No queda ni rastro, en cambio, de los lustrosos rodales de acebos que antaño exornaban estos montes; hay, eso sí, un ejemplar de más de doce metros en la solana del cerro que domina el caserío, inmerso en un melojar, pero un acebo no hace acebeda... El menoscabo de los bosques autóctonos es asunto que da que pensar al excursionista mientras sale del pueblo por la calle del Puerto, y no digamos ya cuando enfila su prolongación por una pista festoneada de helechos, pues esta planta es señal inequívoca de que robles wagnerianos asombraban otrora hasta las mismísimas cumbres.

Reventones del Guadarrama

Expoliadas las acebedas y los robledales, medran a sus anchas el brezo, el enebro rastrero y, sobremanera, el piorno serrano.
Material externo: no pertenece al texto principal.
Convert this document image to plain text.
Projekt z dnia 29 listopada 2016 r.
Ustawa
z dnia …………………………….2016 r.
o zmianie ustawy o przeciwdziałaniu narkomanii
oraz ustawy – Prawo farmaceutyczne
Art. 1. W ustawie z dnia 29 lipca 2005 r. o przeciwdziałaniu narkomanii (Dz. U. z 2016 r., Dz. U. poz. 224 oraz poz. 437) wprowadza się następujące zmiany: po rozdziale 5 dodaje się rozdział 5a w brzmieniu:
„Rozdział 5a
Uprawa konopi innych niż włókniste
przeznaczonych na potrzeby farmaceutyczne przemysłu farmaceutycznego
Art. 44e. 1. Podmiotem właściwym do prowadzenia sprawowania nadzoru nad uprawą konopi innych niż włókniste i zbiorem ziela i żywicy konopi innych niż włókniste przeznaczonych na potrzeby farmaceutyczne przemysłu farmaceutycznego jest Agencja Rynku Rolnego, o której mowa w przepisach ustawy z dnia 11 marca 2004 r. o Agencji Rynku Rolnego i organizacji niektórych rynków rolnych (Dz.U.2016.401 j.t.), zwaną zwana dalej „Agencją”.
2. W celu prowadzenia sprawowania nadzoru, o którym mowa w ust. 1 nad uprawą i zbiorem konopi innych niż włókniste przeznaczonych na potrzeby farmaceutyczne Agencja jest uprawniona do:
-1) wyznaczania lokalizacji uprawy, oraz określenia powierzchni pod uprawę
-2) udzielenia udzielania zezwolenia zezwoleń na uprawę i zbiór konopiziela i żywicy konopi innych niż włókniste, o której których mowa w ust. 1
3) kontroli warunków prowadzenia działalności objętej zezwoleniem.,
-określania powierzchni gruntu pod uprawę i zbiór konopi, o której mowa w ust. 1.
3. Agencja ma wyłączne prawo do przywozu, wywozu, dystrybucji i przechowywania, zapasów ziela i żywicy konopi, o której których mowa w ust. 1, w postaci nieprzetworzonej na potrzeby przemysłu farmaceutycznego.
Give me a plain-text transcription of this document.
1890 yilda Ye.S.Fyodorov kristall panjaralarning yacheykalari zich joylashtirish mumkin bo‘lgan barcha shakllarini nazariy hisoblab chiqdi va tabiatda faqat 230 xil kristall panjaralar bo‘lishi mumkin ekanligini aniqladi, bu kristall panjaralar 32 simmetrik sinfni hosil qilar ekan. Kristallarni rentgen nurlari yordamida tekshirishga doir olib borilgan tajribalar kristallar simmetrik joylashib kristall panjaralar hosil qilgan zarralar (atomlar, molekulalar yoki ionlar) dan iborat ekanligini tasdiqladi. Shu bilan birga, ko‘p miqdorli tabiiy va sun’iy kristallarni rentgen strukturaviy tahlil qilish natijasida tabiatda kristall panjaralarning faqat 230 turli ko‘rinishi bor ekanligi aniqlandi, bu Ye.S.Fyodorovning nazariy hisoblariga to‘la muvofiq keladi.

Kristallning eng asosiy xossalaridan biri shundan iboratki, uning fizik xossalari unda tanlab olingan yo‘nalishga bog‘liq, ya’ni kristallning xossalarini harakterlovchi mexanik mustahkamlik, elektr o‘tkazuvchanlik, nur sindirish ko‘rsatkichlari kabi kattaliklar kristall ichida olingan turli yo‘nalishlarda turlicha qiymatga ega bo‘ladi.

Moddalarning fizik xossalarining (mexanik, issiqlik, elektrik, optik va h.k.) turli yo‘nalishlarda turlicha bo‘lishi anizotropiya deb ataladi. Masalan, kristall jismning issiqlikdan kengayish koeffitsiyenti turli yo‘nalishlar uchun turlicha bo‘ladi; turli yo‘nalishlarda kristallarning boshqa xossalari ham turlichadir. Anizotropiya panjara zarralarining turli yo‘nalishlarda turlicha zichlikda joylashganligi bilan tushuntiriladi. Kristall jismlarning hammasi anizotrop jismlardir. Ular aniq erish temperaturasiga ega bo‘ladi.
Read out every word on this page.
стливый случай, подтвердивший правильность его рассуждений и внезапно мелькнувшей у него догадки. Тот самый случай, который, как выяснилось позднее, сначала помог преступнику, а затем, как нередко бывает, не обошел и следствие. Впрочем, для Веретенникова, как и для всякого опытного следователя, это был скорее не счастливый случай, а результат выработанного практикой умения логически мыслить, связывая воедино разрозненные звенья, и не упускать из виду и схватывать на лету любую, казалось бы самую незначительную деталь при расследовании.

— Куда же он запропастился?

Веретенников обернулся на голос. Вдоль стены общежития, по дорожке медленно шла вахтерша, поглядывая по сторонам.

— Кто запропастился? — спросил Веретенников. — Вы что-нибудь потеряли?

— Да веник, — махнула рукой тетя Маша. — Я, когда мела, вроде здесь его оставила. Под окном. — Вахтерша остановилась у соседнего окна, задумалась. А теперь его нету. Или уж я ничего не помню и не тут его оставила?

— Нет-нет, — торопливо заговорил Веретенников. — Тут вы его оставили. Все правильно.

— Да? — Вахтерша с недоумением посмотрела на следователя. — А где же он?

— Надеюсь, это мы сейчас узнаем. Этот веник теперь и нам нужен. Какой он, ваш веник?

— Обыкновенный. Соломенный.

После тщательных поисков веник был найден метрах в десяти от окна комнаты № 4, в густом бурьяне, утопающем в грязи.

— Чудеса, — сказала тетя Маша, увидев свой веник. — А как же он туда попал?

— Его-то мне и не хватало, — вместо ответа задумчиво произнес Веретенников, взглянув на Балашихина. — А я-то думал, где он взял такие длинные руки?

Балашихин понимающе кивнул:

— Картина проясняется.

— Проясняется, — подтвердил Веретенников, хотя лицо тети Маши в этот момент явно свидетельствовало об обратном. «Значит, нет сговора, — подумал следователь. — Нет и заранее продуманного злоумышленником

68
El humilde piorno, que amarillea por junio en los reventones del Guadarrama, trenza aquí un regio tapiz de ramas verdes y flores gualdas, fragantes a vainilla. Tan penetrante es su aroma, dicen, que quien sestea en un piornal despierta con jaqueca; también se dice que su savia posee propiedades purgantes, diuréticas y cardiotónicas, más las autoridades botánicas no se fían de esto ni medio pelo.Sin abandonar la pista principal, siempre hacia el norte, el paseante cruza el arroyo de la Dehesa, deja a mano derecha la ermita de la Virgen del Saz, zigzaguea entre los últimos rebollos y, faldeando muy largamente, se encamina en suave ascenso hacia el pinar de repoblación para ganar por su linde occidental el puerto de La Acebeda. ¡Guay de los automovilistas acérrimos, que nunca verán este panorama! Hacia el norte y el oeste, extiéndese la parda llanada segoviana con el pueblo de Prádena acurrucado en la ladera; hacia el mediodía, la cuerda de los montes Carpetanos hasta la cúspide de Peñalara; y hacia levante, la vieja tierra de Buitrago y cuantos pueblos llevan en el nombre la dulce canción del Lozoya.

Por la misma linde, pero cuesta abajo, el caminante no tarda en enlazar con una solitaria cañada que cae a pico sobre el pueblo; no otra, acaso, que la que hollaban los pastores antes del seiscientos.